Constata-se pois que o Estado procede a uma alteração, ainda que material, desta norma do Estatuto Político-Administrativo da Região Autónoma da Madeira, através de iniciativas legislativas (cf. artigo 88.º da LEOE e artigo 117.º do projecto da lei do Orçamento do Estado) que não respeitam os trâmites constitucionalmente estabelecidos para que se legisle sobre esta matéria, recorrendo a uma fuga para formas legais menores, e encontram-se, por este motivo, em violação da Constituição da República Portuguesa.
Por sua vez, no que se refere à fixação dos montantes a transferir para as Regiões, esta não respeita a fórmula de cálculo estabelecida no artigo 30.º da Lei das Finanças das Regiões Autónomas (cf.

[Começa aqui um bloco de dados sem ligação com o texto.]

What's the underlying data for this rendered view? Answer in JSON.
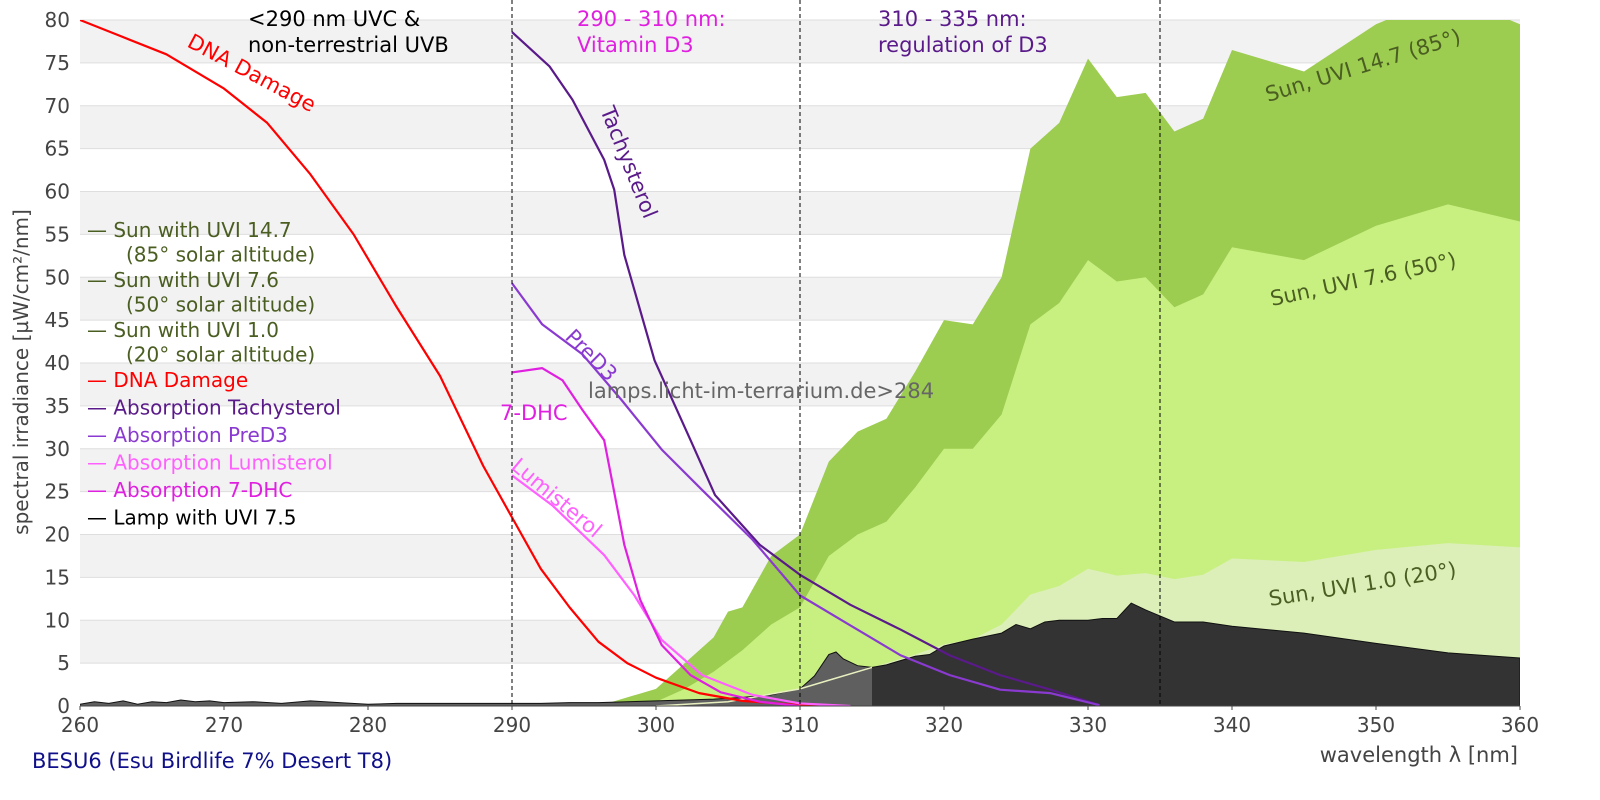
{
  "chart_data": {
    "type": "area",
    "subtitle": "BESU6 (Esu Birdlife 7% Desert T8)",
    "xlabel": "wavelength λ [nm]",
    "ylabel": "spectral irradiance [µW/cm²/nm]",
    "xlim": [
      260,
      360
    ],
    "ylim": [
      0,
      80
    ],
    "xticks": [
      260,
      270,
      280,
      290,
      300,
      310,
      320,
      330,
      340,
      350,
      360
    ],
    "yticks": [
      0,
      5,
      10,
      15,
      20,
      25,
      30,
      35,
      40,
      45,
      50,
      55,
      60,
      65,
      70,
      75,
      80
    ],
    "grid": true,
    "watermark": "lamps.licht-im-terrarium.de>284",
    "vlines": [
      290,
      310,
      335
    ],
    "annotations": [
      {
        "lines": [
          "<290 nm UVC &",
          "non-terrestrial UVB"
        ],
        "color": "#000000"
      },
      {
        "lines": [
          "290 - 310 nm:",
          "Vitamin D3"
        ],
        "color": "#e020e0"
      },
      {
        "lines": [
          "310 - 335 nm:",
          "regulation of D3"
        ],
        "color": "#5a1a8a"
      }
    ],
    "legend_position": "left",
    "legend": [
      {
        "label": "— Sun with UVI 14.7",
        "sub": "(85° solar altitude)",
        "color": "#4b5e22"
      },
      {
        "label": "— Sun with UVI 7.6",
        "sub": "(50° solar altitude)",
        "color": "#4b5e22"
      },
      {
        "label": "— Sun with UVI 1.0",
        "sub": "(20° solar altitude)",
        "color": "#4b5e22"
      },
      {
        "label": "— DNA Damage",
        "color": "#ff0000"
      },
      {
        "label": "— Absorption Tachysterol",
        "color": "#5a1a8a"
      },
      {
        "label": "— Absorption PreD3",
        "color": "#8a3ad0"
      },
      {
        "label": "— Absorption Lumisterol",
        "color": "#ff60ff"
      },
      {
        "label": "— Absorption 7-DHC",
        "color": "#e020e0"
      },
      {
        "label": "— Lamp with UVI 7.5",
        "color": "#000000"
      }
    ],
    "areas": [
      {
        "name": "Sun, UVI 14.7 (85°)",
        "color": "#9ccc50",
        "label_color": "#4b5e22",
        "x": [
          296,
          298,
          300,
          302,
          304,
          305,
          306,
          308,
          310,
          312,
          314,
          316,
          318,
          320,
          322,
          324,
          326,
          328,
          330,
          332,
          334,
          336,
          338,
          340,
          345,
          350,
          355,
          360
        ],
        "y": [
          0,
          1,
          2,
          5,
          8,
          11,
          11.5,
          17.5,
          20,
          28.5,
          32,
          33.5,
          39,
          45,
          44.5,
          50,
          65,
          68,
          75.5,
          71,
          71.5,
          67,
          68.5,
          76.5,
          74,
          79.5,
          83,
          79.5
        ]
      },
      {
        "name": "Sun, UVI 7.6 (50°)",
        "color": "#c8f080",
        "label_color": "#4b5e22",
        "x": [
          297,
          300,
          302,
          304,
          306,
          308,
          310,
          312,
          314,
          316,
          318,
          320,
          322,
          324,
          326,
          328,
          330,
          332,
          334,
          336,
          338,
          340,
          345,
          350,
          355,
          360
        ],
        "y": [
          0,
          0.5,
          2,
          4,
          6.5,
          9.5,
          11.5,
          17.5,
          20,
          21.5,
          25.5,
          30,
          30,
          34,
          44.5,
          47,
          52,
          49.5,
          50,
          46.5,
          48,
          53.5,
          52,
          56,
          58.5,
          56.5
        ]
      },
      {
        "name": "Sun, UVI 1.0 (20°)",
        "color": "#dcefb8",
        "label_color": "#4b5e22",
        "x": [
          300,
          305,
          310,
          312,
          315,
          318,
          320,
          322,
          324,
          326,
          328,
          330,
          332,
          334,
          336,
          338,
          340,
          345,
          350,
          355,
          360
        ],
        "y": [
          0,
          0.5,
          2,
          3,
          4.5,
          6,
          7.2,
          7.8,
          9.5,
          13,
          14,
          16,
          15.2,
          15.5,
          14.8,
          15.3,
          17.2,
          16.8,
          18.2,
          19,
          18.5
        ]
      },
      {
        "name": "Lamp with UVI 7.5",
        "color": "#333333",
        "x": [
          260,
          261,
          262,
          263,
          264,
          265,
          266,
          267,
          268,
          269,
          270,
          272,
          274,
          276,
          278,
          280,
          282,
          284,
          286,
          288,
          290,
          292,
          294,
          296,
          298,
          300,
          302,
          304,
          306,
          308,
          310,
          311,
          312,
          312.5,
          313,
          314,
          315,
          316,
          318,
          319,
          320,
          322,
          324,
          325,
          326,
          327,
          328,
          330,
          331,
          332,
          333,
          334,
          335,
          336,
          338,
          340,
          345,
          350,
          355,
          360
        ],
        "y": [
          0.2,
          0.5,
          0.3,
          0.6,
          0.2,
          0.5,
          0.4,
          0.7,
          0.5,
          0.6,
          0.4,
          0.5,
          0.3,
          0.6,
          0.4,
          0.2,
          0.3,
          0.3,
          0.3,
          0.3,
          0.3,
          0.3,
          0.4,
          0.4,
          0.5,
          0.6,
          0.7,
          0.8,
          1,
          1.3,
          2,
          3.5,
          6,
          6.3,
          5.5,
          4.7,
          4.5,
          4.8,
          5.8,
          6,
          7,
          7.8,
          8.5,
          9.5,
          9,
          9.8,
          10,
          10,
          10.2,
          10.2,
          12,
          11.2,
          10.5,
          9.8,
          9.8,
          9.3,
          8.5,
          7.3,
          6.2,
          5.6
        ]
      }
    ],
    "lines": [
      {
        "name": "DNA Damage",
        "color": "#ff0000",
        "x": [
          260,
          263,
          266,
          270,
          273,
          276,
          279,
          282,
          285,
          288,
          290,
          292,
          294,
          296,
          298,
          300,
          303,
          306,
          310,
          313
        ],
        "y": [
          80,
          78,
          76,
          72,
          68,
          62,
          55,
          46.5,
          38.5,
          28,
          22,
          16,
          11.5,
          7.5,
          5,
          3.3,
          1.5,
          0.6,
          0.1,
          0
        ]
      },
      {
        "name": "Tachysterol",
        "color": "#5a1a8a",
        "x": [
          290,
          292.6,
          294.2,
          296.4,
          297.1,
          297.8,
          299.9,
          302.4,
          304.1,
          307.2,
          310,
          313.5,
          317,
          320.4,
          323.9,
          327.4,
          330.8
        ],
        "y": [
          78.6,
          74.6,
          70.7,
          63.7,
          60.2,
          52.6,
          40.3,
          31,
          24.6,
          18.8,
          15.3,
          11.8,
          8.9,
          5.9,
          3.6,
          1.9,
          0.1
        ]
      },
      {
        "name": "PreD3",
        "color": "#8a3ad0",
        "x": [
          290,
          292.1,
          294.9,
          297.6,
          300.4,
          303.2,
          306.7,
          310,
          313.5,
          317,
          320.4,
          323.9,
          327.4,
          330.8
        ],
        "y": [
          49.3,
          44.5,
          41,
          35.7,
          29.9,
          25.2,
          19.4,
          12.9,
          9.4,
          5.9,
          3.6,
          1.9,
          1.5,
          0.1
        ]
      },
      {
        "name": "Lumisterol",
        "color": "#ff60ff",
        "x": [
          290,
          292.8,
          296.4,
          298.5,
          300.4,
          303.2,
          306.7,
          310,
          313.5
        ],
        "y": [
          26.9,
          23.4,
          17.6,
          12.9,
          7.7,
          3.6,
          1.3,
          0.3,
          0
        ]
      },
      {
        "name": "7-DHC",
        "color": "#e020e0",
        "x": [
          290,
          292.1,
          293.5,
          294.9,
          296.4,
          297,
          297.8,
          298.9,
          300.4,
          302.4,
          304.5,
          307.2,
          310
        ],
        "y": [
          38.9,
          39.4,
          38,
          34.5,
          31,
          25.8,
          18.8,
          12.4,
          7.1,
          3.6,
          1.6,
          0.5,
          0
        ]
      }
    ]
  }
}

Lei 13/98, de 24 de Fevereiro), em vigor.
Aparentemente recorrem-se de critérios constantes de um projecto de lei que não foi aprovado, promulgado e publicado, sendo como tal inexistente, não produzindo quaisquer efeitos.

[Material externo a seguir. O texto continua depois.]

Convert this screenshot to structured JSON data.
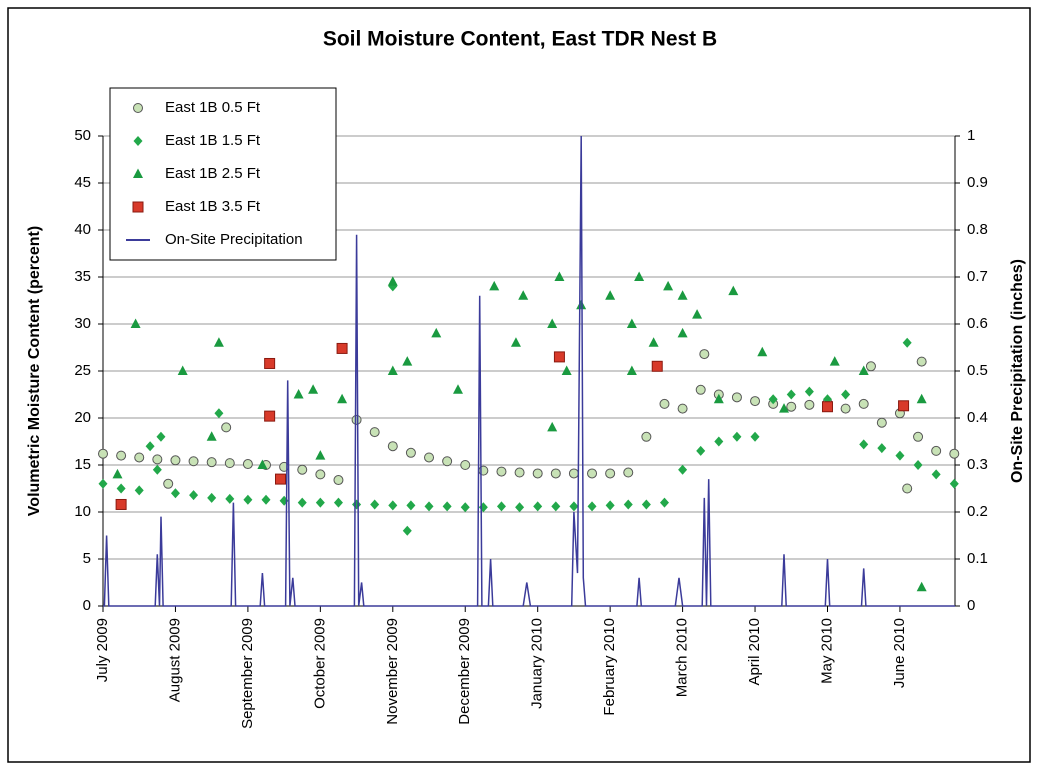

Os projectos legislativos deverão ser sempre elaborados em conformidade com a legislação em vigor e não com diplomas que se prevêem ou se desejem aprovados no futuro, pelo que enquanto a actual Lei das Finanças das Regiões Autónomas estiver em vigor é para ser cumprida, constituindo o seu incumprimento uma clara ilegalidade.
«Artigo 118.º
Transferências a título de compensação de IVA
São transferidas para as Regiões Autónomas em 2007, a título de compensação do IVA, após a definição de novas regras quanto à distribuição das receitas de IVA entre o Estado e as Regiões Autónomas, as seguintes importâncias:
a) (euro) 112762000 para a Região Autónoma dos Açores;
b) (euro) 41707000 para a Região Autónoma da Madeira.» O projecto de lei do Orçamento do Estado remete esta compensação para uma legislação relativa à distribuição de receitas de IVA, entre o Estado e as Regiões Autónomas, a ser eventualmente introduzida no futuro, que, caso não se concretize até à entrada em vigor do Orçamento do Estado, deixa sérias dúvidas quanto à legalidade desta norma, pois fixa valores concretos, com base em critérios inexistentes, num momento em que se encontra em vigor legislação que estabelece essa fórmula de cálculo (cf. artigo 21.º da Lei 13/98, de 24 de Fevereiro).
Esta norma, a ser aprovada com a actual redacção, não aparenta salvaguardar as seguintes situações:
A possibilidade de não ser aprovada a mencionada legislação relativa à distribuição de receitas de IVA entre o Estado e as Regiões Autónomas;
O caso de, da nova fórmula de cálculo a ser aprovada, resultar valores diferentes dos previamente aqui estabelecidos.
Os valores propostos para as transferências foram admissivelmente baseados em critérios fixados de legislação inexistente, o que revela novamente o desrespeito pela lei em vigor sobre esta matéria, violando o estatuído no artigo 21.º da actual lei das finanças regionais.
Reafirma-se que o projecto legislativo em apreço não foi elaborado em conformidade com a legislação em vigor, sobretudo em matéria de relacionamento financeiro entre o Estado e a Região Autónoma da Madeira, contraria e inadmissivelmente baseia-se em diplomas inexistentes, que se prevêem ou se desejam aprovados no futuro.
Assim, enquanto a actual Lei das Finanças das Regiões Autónomas estiver em vigor é para ser cumprida e deverá servir de única base em matéria de relacionamento financeiro entre o Estado e a Região Autónoma da Madeira, pelo que esta proposta de Orçamento do Estado é enferma de graves ilegalidades e inconstitucionalidades.
Assim:
A Assembleia Legislativa da Região Autónoma da Madeira, nos termos da Lei 130/99, de 21 de Agosto, resolve aprovar a presente resolução, devendo ser dado conhecimento da mesma ao Presidente da República, ao Presidente da Assembleia da República e ao Primeiro-Ministro de Portugal.
Aprovada em sessão plenária da Assembleia Legislativa da Região Autónoma da Madeira em 30 de Novembro de 2006.
O Presidente da Assembleia Legislativa, José Miguel Jardim d'Olival Mendonça.